Alternative Treatments
There are other therapies available to treat menopausal symptoms. However, these may also have undesirable side effects or interact with HIV drugs. If you choose alternative therapies it is best to consult a skilled practitioner and let your regular health care provider know exactly what you are doing.
Other treatments include:
  • Traditional Chinese Medicine (e.g., acupuncture, Chinese herbs)
  • Herbal or botanical supplements (e.g., black cohosh, soy, red clover, dong quai, kava, ginseng)
  • Antidepressant drugs and/or counseling
  • Prescription drugs to prevent bone loss (e.g., Fosamax, Actonel, or Boniva)
  • Mindfulness training

Shortages of testosterone can result in fatigue, sexual problems, depression, and muscle loss. Many women who take testosterone or anabolic steroids report improved energy, sex drive, mood, and better quality of life. Anabolic steroids are drugs with very similar effects as testosterone. They have also been shown to increase lean muscle mass and add weight.

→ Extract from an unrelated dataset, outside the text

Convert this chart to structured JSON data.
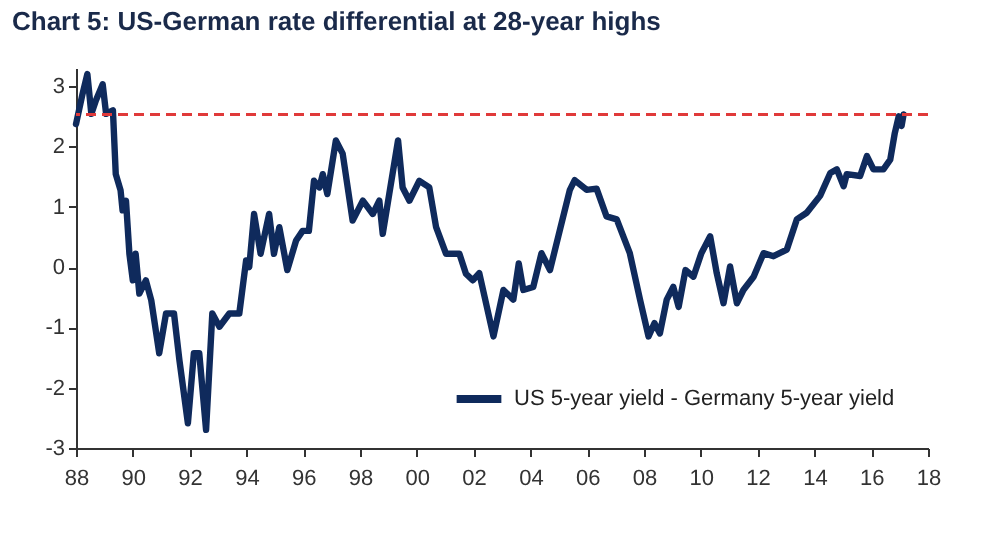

Speak to your health care provider about possible side effects from testosterone use. Women may experience facial hair growth, deepening of their voice, or clitoral enlargement. Testosterone is available in many forms; patches, gels, and creams may be preferred to injections and tablets because they decrease the likelihood side effects listed above. Testosterone is not recommended for women who are pregnant or who wish to become pregnant.

Human Growth Hormone
Women suffering from weight loss (wasting) or lipodystrophy may consider treatment with human growth hormone (HGH, Serostim). HGH has been shown to increase lean muscle mass and may reduce fat accumulations associated with lipodystrophy. Unfortunately, HGH does not seem to correct facial wasting. Because of its high cost and potential side effects, HGH is not for everyone.

Taking Care of Yourself
Discuss any symptoms you are experiencing with your health care provider. If a hormone imbalance is found to be the cause, you can explore treatment options. Also make sure to discuss drug interactions and long-term side effects of hormone use.